Latent symmetry induced degeneracies
M. R\"ontgen, M. Pyzh, C. V. Morfonios, N. E. Palaiodimopoulos, F. K., Diakonos, P. Schmelcher

TL;DR
This paper introduces a method to explain energy degeneracies in physical systems through latent symmetries of an effective Hamiltonian, revealing hidden symmetry structures that account for degeneracies beyond obvious symmetries.
Contribution
It develops a framework linking degeneracies to latent symmetries via subsystem partitioning and local symmetries in Hamiltonian powers, with applications to rotational symmetry breaking.
Findings
Degeneracies can be explained by latent symmetries of an isospectral Hamiltonian.
Latent symmetries relate to local symmetries in Hamiltonian powers.

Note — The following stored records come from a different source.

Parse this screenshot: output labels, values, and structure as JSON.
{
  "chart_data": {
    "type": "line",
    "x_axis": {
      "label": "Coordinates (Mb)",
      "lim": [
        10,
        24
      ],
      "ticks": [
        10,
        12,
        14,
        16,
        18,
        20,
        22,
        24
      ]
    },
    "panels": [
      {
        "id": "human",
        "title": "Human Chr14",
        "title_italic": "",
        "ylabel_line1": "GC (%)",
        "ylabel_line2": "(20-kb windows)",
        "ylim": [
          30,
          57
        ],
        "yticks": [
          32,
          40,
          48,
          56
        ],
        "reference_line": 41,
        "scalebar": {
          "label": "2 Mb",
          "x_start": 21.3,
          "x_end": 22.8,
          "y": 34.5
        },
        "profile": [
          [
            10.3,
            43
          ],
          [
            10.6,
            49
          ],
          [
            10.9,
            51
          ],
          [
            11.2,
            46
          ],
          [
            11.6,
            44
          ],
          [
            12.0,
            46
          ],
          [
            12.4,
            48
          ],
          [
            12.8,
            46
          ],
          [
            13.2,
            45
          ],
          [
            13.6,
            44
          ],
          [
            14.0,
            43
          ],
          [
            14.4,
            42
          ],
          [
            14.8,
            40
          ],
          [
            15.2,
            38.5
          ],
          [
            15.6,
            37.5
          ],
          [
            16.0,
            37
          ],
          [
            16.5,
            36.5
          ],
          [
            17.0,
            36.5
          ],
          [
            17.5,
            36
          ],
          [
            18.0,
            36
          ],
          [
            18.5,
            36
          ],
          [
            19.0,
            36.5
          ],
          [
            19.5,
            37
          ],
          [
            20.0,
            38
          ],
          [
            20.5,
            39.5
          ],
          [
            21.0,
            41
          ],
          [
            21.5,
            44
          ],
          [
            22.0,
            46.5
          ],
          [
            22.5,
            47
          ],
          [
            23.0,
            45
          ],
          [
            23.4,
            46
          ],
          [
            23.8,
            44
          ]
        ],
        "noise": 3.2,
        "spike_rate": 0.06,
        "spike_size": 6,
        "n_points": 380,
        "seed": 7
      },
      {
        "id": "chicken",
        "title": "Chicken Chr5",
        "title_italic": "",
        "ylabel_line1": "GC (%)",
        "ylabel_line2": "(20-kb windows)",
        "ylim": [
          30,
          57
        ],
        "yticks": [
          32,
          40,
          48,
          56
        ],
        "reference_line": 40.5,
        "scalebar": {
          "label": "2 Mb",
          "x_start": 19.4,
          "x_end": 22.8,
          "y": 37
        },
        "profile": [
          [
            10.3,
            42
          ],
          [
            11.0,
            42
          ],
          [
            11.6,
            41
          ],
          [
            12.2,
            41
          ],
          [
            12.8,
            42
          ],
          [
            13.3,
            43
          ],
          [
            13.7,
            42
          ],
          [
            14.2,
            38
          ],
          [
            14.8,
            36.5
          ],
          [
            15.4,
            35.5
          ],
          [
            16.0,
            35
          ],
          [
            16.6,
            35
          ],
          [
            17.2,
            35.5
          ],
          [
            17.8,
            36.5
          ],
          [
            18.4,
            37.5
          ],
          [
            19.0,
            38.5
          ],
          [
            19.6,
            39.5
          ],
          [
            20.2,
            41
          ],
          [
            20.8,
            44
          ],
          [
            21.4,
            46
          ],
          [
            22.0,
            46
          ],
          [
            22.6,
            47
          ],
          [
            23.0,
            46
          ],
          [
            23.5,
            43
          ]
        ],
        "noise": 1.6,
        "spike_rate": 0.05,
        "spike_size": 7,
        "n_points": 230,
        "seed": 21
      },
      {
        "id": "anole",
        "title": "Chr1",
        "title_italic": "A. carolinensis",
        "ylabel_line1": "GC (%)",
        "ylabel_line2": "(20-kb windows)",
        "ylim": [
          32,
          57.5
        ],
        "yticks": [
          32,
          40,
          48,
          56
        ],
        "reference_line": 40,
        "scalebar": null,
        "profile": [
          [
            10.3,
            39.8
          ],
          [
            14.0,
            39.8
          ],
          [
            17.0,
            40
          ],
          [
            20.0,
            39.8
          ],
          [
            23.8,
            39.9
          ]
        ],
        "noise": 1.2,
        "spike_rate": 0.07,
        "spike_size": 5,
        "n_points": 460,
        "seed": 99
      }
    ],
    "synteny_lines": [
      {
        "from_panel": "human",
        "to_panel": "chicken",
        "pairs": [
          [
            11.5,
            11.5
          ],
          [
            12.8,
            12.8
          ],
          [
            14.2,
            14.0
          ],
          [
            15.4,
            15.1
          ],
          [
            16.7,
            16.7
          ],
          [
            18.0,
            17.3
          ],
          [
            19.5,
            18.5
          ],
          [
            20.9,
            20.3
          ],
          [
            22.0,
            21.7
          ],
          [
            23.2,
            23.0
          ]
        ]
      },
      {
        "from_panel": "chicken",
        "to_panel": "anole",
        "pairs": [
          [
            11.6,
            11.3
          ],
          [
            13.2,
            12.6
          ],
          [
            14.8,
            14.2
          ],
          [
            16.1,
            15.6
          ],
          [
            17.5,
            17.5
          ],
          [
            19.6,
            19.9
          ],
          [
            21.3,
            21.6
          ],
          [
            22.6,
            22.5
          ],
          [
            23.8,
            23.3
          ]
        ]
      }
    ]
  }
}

Controlled symmetry breaking preserves underlying latent symmetries.
Abstract
Degeneracies in the energy spectra of physical systems are commonly considered to be either of accidental character or induced by symmetries of the Hamiltonian. We develop an approach to explain degeneracies by tracing them back to symmetries of an isospectral effective Hamiltonian derived by subsystem partitioning. We provide an intuitive interpretation of such latent symmetries by relating them to corresponding local symmetries in the powers of the underlying Hamiltonian matrix. As an application, we relate the degeneracies induced by the rotation symmetry of a real Hamiltonian to a non-abelian latent symmetry group. It is demonstrated that the rotational symmetries can be broken in a controlled manner while maintaining the underlying more fundamental latent symmetry. This opens up the perspective of investigating accidental degeneracies in terms of latent symmetries.